Kenyan athletes resting at an airport in Lagos after organizers failed to get them accommodation. [Photo: Courtesy]

The chaotic approach to organizing sporting events in Africa reached epic proportions in Asaba, Nigeria, this week where the 21st edition of the Senior Africa Athletics Championship is taking place.

For a country with the largest economy in Sub-Sahara Africa, with a $394.8 billion Gross Domestic Product (2017) to fail a fairly small logistical test is a strong indictment of leadership in Africa.

The trouble with Nigeria, as celebrated author Chinua Achebe once wrote, is simply that of failure of leadership. The same can be said of the rest of Africa. Achebe said there was nothing basically wrong with the Nigerian character. Not even the Nigerian land, climate, water, air or anything else; just the leadership.

Asaba State won the bid to host the Senior Africa Athletics Championship two years ago. As legendary as Nigeria’s disorganization seems, leaving athletes to spend four nights at the Murtala Mohammed International Airport is shameful.

Of course, there will be recriminations from across the continent, but it will be the case of the pot calling the kettle black. When Muhammadu Buhari was elected President of Nigeria in March 2015 on a platform of reform and anti-corruption, and later appointed technocrats to his cabinet, there was genuine belief, like in many African countries, that the dawn had arrived.
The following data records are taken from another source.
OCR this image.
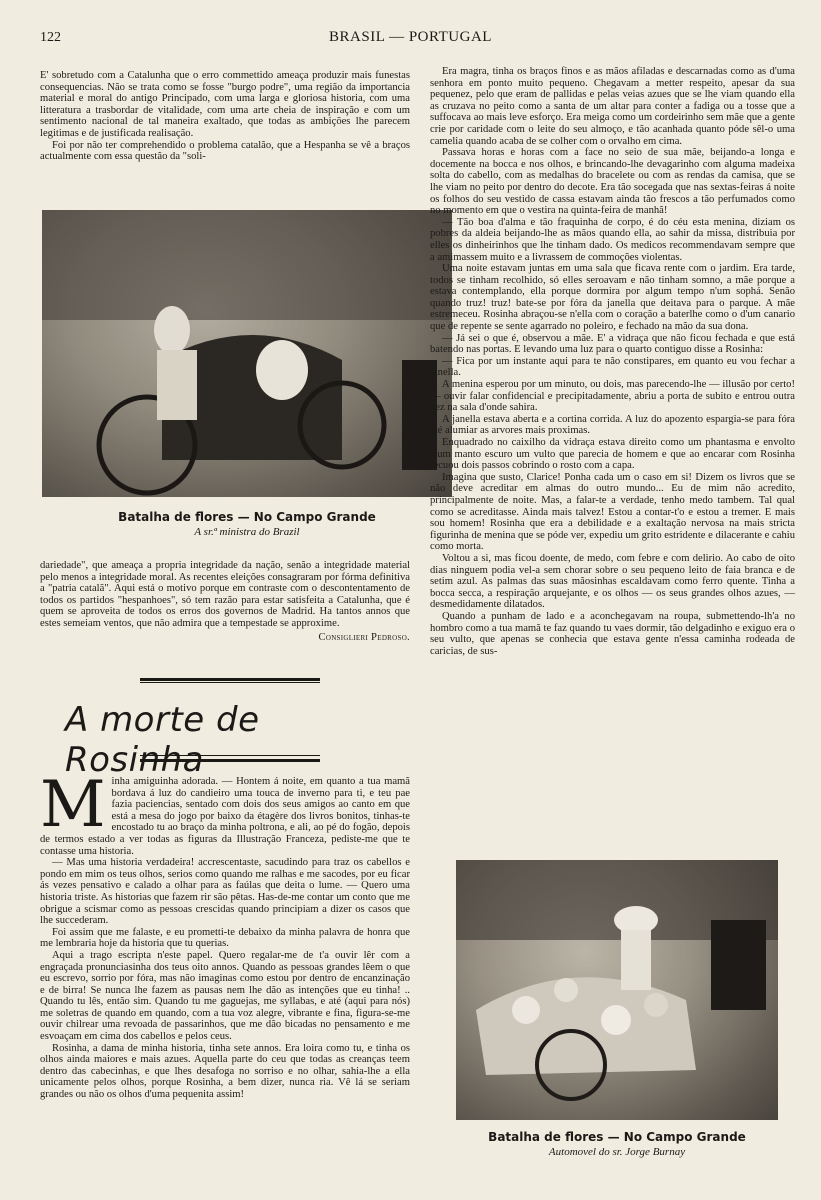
122	BRASIL — PORTUGAL

E' sobretudo com a Catalunha que o erro commettido ameaça produzir mais funestas consequencias. Não se trata como se fosse "burgo podre", uma região da importancia material e moral do antigo Principado, com uma larga e gloriosa historia, com uma litteratura a trasbordar de vitalidade, com uma arte cheia de inspiração e com um sentimento nacional de tal maneira exaltado, que todas as ambições lhe parecem legitimas e de justificada realisação.

Foi por não ter comprehendido o problema catalão, que a Hespanha se vê a braços actualmente com essa questão da "soli-

Batalha de flores — No Campo Grande
A sr.ª ministra do Brazil

dariedade", que ameaça a propria integridade da nação, senão a integridade material pelo menos a integridade moral. As recentes eleições consagraram por fórma definitiva a "patria catalã". Aqui está o motivo porque em contraste com o descontentamento de todos os partidos "hespanhoes", só tem razão para estar satisfeita a Catalunha, que é quem se aproveita de todos os erros dos governos de Madrid. Ha tantos annos que estes semeiam ventos, que não admira que a tempestade se approxime.

Consiglieri Pedroso.
A morte de Rosinha

Minha amiguinha adorada. — Hontem á noite, em quanto a tua mamã bordava á luz do candieiro uma touca de inverno para ti, e teu pae fazia paciencias, sentado com dois dos seus amigos ao canto em que está a mesa do jogo por baixo da étagère dos livros bonitos, tinhas-te encostado tu ao braço da minha poltrona, e ali, ao pé do fogão, depois de termos estado a ver todas as figuras da Illustração Franceza, pediste-me que te contasse uma historia.

— Mas uma historia verdadeira! accrescentaste, sacudindo para traz os cabellos e pondo em mim os teus olhos, serios como quando me ralhas e me sacodes, por eu ficar ás vezes pensativo e calado a olhar para as faúlas que deita o lume. — Quero uma historia triste. As historias que fazem rir são pêtas. Has-de-me contar um conto que me obrigue a scismar como as pessoas crescidas quando principiam a dizer os casos que lhe succederam.

Foi assim que me falaste, e eu prometti-te debaixo da minha palavra de honra que me lembraria hoje da historia que tu querias.

Aqui a trago escripta n'este papel. Quero regalar-me de t'a ouvir lêr com a engraçada pronunciasinha dos teus oito annos. Quando as pessoas grandes lêem o que eu escrevo, sorrio por fóra, mas não imaginas como estou por dentro de encanzinação e de birra! Se nunca lhe fazem as pausas nem lhe dão as intenções que eu tinha! .. Quando tu lês, então sim. Quando tu me gaguejas, me syllabas, e até (aqui para nós) me soletras de quando em quando, com a tua voz alegre, vibrante e fina, figura-se-me ouvir chilrear uma revoada de passarinhos, que me dão bicadas no pensamento e me esvoaçam em cima dos cabellos e pelos ceus.

Rosinha, a dama de minha historia, tinha sete annos. Era loira como tu, e tinha os olhos ainda maiores e mais azues. Aquella parte do ceu que todas as creanças teem dentro das cabecinhas, e que lhes desafoga no sorriso e no olhar, sahia-lhe a ella unicamente pelos olhos, porque Rosinha, a bem dizer, nunca ria. Vê lá se seriam grandes ou não os olhos d'uma pequenita assim!

Era magra, tinha os braços finos e as mãos afiladas e descarnadas como as d'uma senhora em ponto muito pequeno. Chegavam a metter respeito, apesar da sua pequenez, pelo que eram de pallidas e pelas veias azues que se lhe viam quando ella as cruzava no peito como a santa de um altar para conter a fadiga ou a tosse que a suffocava ao mais leve esforço. Era meiga como um cordeirinho sem mãe que a gente crie por caridade com o leite do seu almoço, e tão acanhada quanto póde sêl-o uma camelia quando acaba de se colher com o orvalho em cima.

Passava horas e horas com a face no seio de sua mãe, beijando-a longa e docemente na bocca e nos olhos, e brincando-lhe devagarinho com alguma madeixa solta do cabello, com as medalhas do bracelete ou com as rendas da camisa, que se lhe viam no peito por dentro do decote. Era tão socegada que nas sextas-feiras á noite os folhos do seu vestido de cassa estavam ainda tão frescos a tão perfumados como no momento em que o vestira na quinta-feira de manhã!

— Tão boa d'alma e tão fraquinha de corpo, é do céu esta menina, diziam os pobres da aldeia beijando-lhe as mãos quando ella, ao sahir da missa, distribuia por elles os dinheirinhos que lhe tinham dado. Os medicos recommendavam sempre que a amimassem muito e a livrassem de commoções violentas.

Uma noite estavam juntas em uma sala que ficava rente com o jardim. Era tarde, todos se tinham recolhido, só elles seroavam e não tinham somno, a mãe porque a estava contemplando, ella porque dormira por algum tempo n'um sophá. Senão quando truz! truz! bate-se por fóra da janella que deitava para o parque. A mãe estremeceu. Rosinha abraçou-se n'ella com o coração a baterlhe como o d'um canario que de repente se sente agarrado no poleiro, e fechado na mão da sua dona.

— Já sei o que é, observou a mãe. E' a vidraça que não ficou fechada e que está batendo nas portas. E levando uma luz para o quarto contiguo disse a Rosinha:

— Fica por um instante aqui para te não constipares, em quanto eu vou fechar a janella.

A menina esperou por um minuto, ou dois, mas parecendo-lhe — illusão por certo! — ouvir falar confidencial e precipitadamente, abriu a porta de subito e entrou outra vez na sala d'onde sahira.

A janella estava aberta e a cortina corrida. A luz do apozento espargia-se para fóra até alumiar as arvores mais proximas.

Enquadrado no caixilho da vidraça estava direito como um phantasma e envolto n'um manto escuro um vulto que parecia de homem e que ao encarar com Rosinha recuou dois passos cobrindo o rosto com a capa.

Imagina que susto, Clarice! Ponha cada um o caso em si! Dizem os livros que se não deve acreditar em almas do outro mundo... Eu de mim não acredito, principalmente de noite. Mas, a falar-te a verdade, tenho medo tambem. Tal qual como se acreditasse. Ainda mais talvez! Estou a contar-t'o e estou a tremer. E mais sou homem! Rosinha que era a debilidade e a exaltação nervosa na mais stricta figurinha de menina que se póde ver, expediu um grito estridente e dilacerante e cahiu como morta.

Voltou a si, mas ficou doente, de medo, com febre e com delirio. Ao cabo de oito dias ninguem podia vel-a sem chorar sobre o seu pequeno leito de faia branca e de setim azul. As palmas das suas mãosinhas escaldavam como ferro quente. Tinha a bocca secca, a respiração arquejante, e os olhos — os seus grandes olhos azues, — desmedidamente dilatados.

Quando a punham de lado e a aconchegavam na roupa, submettendo-lh'a no hombro como a tua mamã te faz quando tu vaes dormir, tão delgadinho e exiguo era o seu vulto, que apenas se conhecia que estava gente n'essa caminha rodeada de caricias, de sus-

Batalha de flores — No Campo Grande
Automovel do sr. Jorge Burnay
Yet like everywhere else on the continent, optimism has quickly been replaced by a sense of despair as those appointed to positions of responsibility become part of the problem. The suffering of our heroes and heroines in Nigeria, therefore, offers great lessons for our own sports administrators and the government in general.

It is not lost on anyone that Kenya was stripped of the right to host the 2018 African Nations Championship for failing to put together the necessary infrastructure for the 16-team tournament. It will be hypocritical, therefore, for Kenya to call Nigeria’s bluff.

Instead, this should be time for soul-searching; for if Kenya was on a moral high ground, where was the country’s High Commission when athletes slept on the cold airport floor? It is common knowledge that there is always a budget for national teams going for such tournaments, which at times run into millions of shillings for contingencies.

The excuse that the High Commissioner to Nigeria Wilfred Machage has not officially taken over at the embassy does not wash; because embassies are institutions.